Humberto grew into a hurricane early Friday morning, and the storm was expected to strengthen significantly over the weekend, but there were no immediate watches or warnings issued for the U.S. by the National Hurricane Center.
The storm is one of two systems swirling over the western Atlantic that could potentially bring some downstream impacts to parts of the Southeast U.S. coast, from Florida up to North Carolina, the director of the Miami-based hurricane center, Michael Brennan, said.
There were no coastal watches or warnings in effect due to either storm as of Friday morning.

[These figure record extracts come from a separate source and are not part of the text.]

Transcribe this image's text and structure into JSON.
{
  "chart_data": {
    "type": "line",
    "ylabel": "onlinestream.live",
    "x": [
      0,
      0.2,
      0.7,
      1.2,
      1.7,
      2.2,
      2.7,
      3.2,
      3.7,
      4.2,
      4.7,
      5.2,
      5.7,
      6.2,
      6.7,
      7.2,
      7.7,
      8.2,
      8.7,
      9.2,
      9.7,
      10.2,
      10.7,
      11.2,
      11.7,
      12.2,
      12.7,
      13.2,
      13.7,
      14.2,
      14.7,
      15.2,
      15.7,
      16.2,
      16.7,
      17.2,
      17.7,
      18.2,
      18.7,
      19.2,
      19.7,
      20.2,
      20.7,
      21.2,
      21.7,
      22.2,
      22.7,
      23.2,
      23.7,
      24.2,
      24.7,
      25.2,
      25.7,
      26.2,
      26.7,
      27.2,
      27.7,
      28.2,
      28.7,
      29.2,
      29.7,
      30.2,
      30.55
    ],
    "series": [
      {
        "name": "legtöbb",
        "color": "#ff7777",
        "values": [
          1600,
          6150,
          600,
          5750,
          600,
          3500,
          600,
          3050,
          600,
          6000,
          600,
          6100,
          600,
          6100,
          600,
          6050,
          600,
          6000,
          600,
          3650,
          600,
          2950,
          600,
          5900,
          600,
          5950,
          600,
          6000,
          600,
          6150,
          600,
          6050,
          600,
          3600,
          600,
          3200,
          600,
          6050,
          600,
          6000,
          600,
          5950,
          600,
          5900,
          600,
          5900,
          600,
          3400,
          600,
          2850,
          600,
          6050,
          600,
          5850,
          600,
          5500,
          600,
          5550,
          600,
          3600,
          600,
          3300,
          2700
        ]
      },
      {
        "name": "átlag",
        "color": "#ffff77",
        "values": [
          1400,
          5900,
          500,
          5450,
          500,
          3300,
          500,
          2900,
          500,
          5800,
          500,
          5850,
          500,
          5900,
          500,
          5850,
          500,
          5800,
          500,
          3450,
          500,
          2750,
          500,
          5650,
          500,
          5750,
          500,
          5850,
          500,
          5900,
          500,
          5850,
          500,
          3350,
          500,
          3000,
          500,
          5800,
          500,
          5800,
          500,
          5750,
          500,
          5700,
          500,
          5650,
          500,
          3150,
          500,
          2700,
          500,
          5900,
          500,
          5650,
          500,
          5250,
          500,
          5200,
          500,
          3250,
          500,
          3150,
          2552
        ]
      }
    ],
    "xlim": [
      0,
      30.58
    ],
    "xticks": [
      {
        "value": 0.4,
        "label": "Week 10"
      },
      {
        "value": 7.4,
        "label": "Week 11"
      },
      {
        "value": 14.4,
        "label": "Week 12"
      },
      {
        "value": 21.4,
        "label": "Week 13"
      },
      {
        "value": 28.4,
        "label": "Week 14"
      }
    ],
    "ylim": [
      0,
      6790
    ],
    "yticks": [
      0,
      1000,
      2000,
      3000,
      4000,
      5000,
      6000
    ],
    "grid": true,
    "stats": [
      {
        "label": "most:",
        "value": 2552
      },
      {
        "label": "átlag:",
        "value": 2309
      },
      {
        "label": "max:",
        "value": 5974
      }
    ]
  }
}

Hurricane Humberto forecast and path
As of early Friday morning, Humberto was located about 465 miles northeast of the northern Leeward Islands. It was moving northwest at about 3 mph with maximum sustained winds of 75 mph.
“Significant strengthening is forecast, and Humberto is expected to become a major hurricane this weekend,” the hurricane center said Friday morning.
NOAA/National Hurricane Center
Tropical-storm-force winds extend outward up to 105 miles from the center of Humberto.
It is the eighth named storm of the 2025 Atlantic hurricane season. The tropical storm comes on the heels of Hurricane Gabrielle, which is not impacting land and is forecast to head farther out into the Atlantic.
Another storm system brews over the Caribbean
The hurricane center is also closely monitoring a second storm system over the northeast Caribbean in the Atlantic, near Humberto.
National Hurricane Center
The system is likely to become a tropical depression late this week, forecasters said.
It is likely to bring heavy rains near Puerto Rico and the Dominican Republic through Wednesday before strengthening near the Bahamas, according to the NHC.